The result was that my parents’ neighbors in Ohio largely accepted that the communist menace in Central America had to be crushed and that the Salvadoran union leaders, students and villagers all systematically dragged from their beds and murdered by the thousands was a small price to pay for our safety. Sort of like the official line on the ethnic cleansing of Baghdad of the mid-2000s.

It’s easy to be on the right side in Libya, but the loose talk of ‘no-fly zones’ and even military intervention to help the good people there throw off the yolk of oppression is disturbing. We don’t even have to look back 30 years—W’s debacle in Iraq and Obama’s in Afghanistan are adequate reminders that the western powers should be encouraged to keep their military resources to themselves as long as possible. While it is terrible to see the ongoing carnage in Libya, the steps taken so far to restrict access to money, encourage defections and threaten human rights prosecutions over further atrocities seem to me correct and prudent steps, at least for now.

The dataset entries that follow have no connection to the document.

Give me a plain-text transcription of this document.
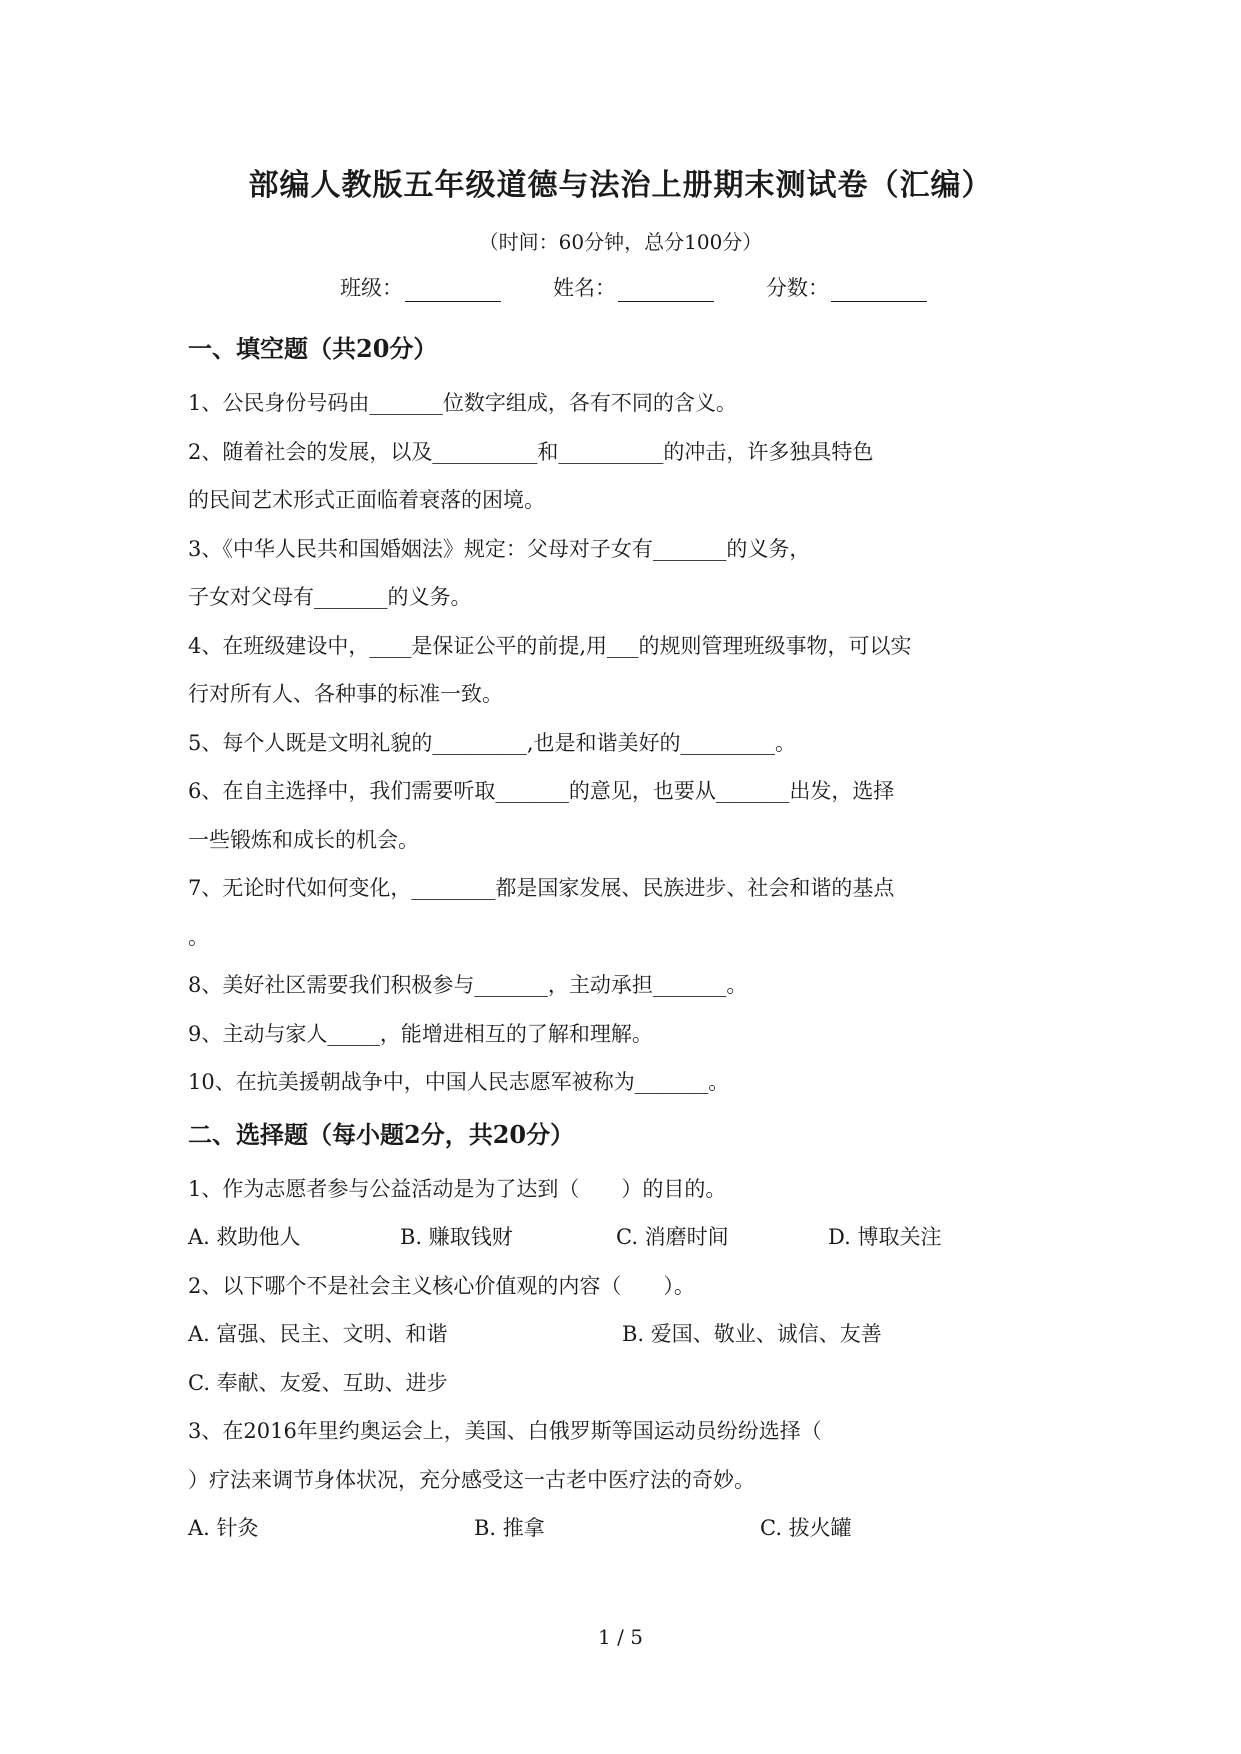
部编人教版五年级道德与法治上册期末测试卷（汇编）
（时间：60分钟，总分100分）
班级：	姓名：	分数：
一、填空题（共20分）
1、公民身份号码由_______位数字组成，各有不同的含义。
2、随着社会的发展，以及__________和__________的冲击，许多独具特色
的民间艺术形式正面临着衰落的困境。
3、《中华人民共和国婚姻法》规定：父母对子女有_______的义务，
子女对父母有_______的义务。
4、在班级建设中，____是保证公平的前提,用___的规则管理班级事物，可以实
行对所有人、各种事的标准一致。
5、每个人既是文明礼貌的_________,也是和谐美好的_________。
6、在自主选择中，我们需要听取_______的意见，也要从_______出发，选择
一些锻炼和成长的机会。
7、无论时代如何变化，________都是国家发展、民族进步、社会和谐的基点
。
8、美好社区需要我们积极参与_______，主动承担_______。
9、主动与家人_____，能增进相互的了解和理解。
10、在抗美援朝战争中，中国人民志愿军被称为_______。
二、选择题（每小题2分，共20分）
1、作为志愿者参与公益活动是为了达到（　　）的目的。
A. 救助他人	B. 赚取钱财	C. 消磨时间	D. 博取关注
2、以下哪个不是社会主义核心价值观的内容（　　）。
A. 富强、民主、文明、和谐	B. 爱国、敬业、诚信、友善
C. 奉献、友爱、互助、进步
3、在2016年里约奥运会上，美国、白俄罗斯等国运动员纷纷选择（
）疗法来调节身体状况，充分感受这一古老中医疗法的奇妙。
A. 针灸	B. 推拿	C. 拔火罐
1 / 5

By contrast, British Prime Minister Cameron’s team has looked amateurish in shooting from both hips. His foreign minister got egg on his face by repeating a vague rumor that Qaddafy was en route to Venezuela, and Cameron’s own eagerness to talk gunboats and warplanes was quickly scotched by a more cautious White House.

In any case, it’s not clear that either the British or the Americans have military resources to deploy for any length of time were they foolishly to get themselves engaged in actions of any complexity in the Mediterranean. The buzz has died down about the state of our troops, but a recent article in New York magazine about the high rates of clinical depression and PTSD in Iraq/Afghanistan veterans suggests a fighting force that will need a generation to recover.

For better or worse, it’s the Libyans who will have to find a way to neutralize their local madman willing to destroy his country in order to ‘save’ it. There seem to be ample military resources available to the democratic forces from those who switched sides, and more can be expected. It should be easy enough to find ways to assist them without turning the revolution into an excuse for more Pentagon adventurism in the desert.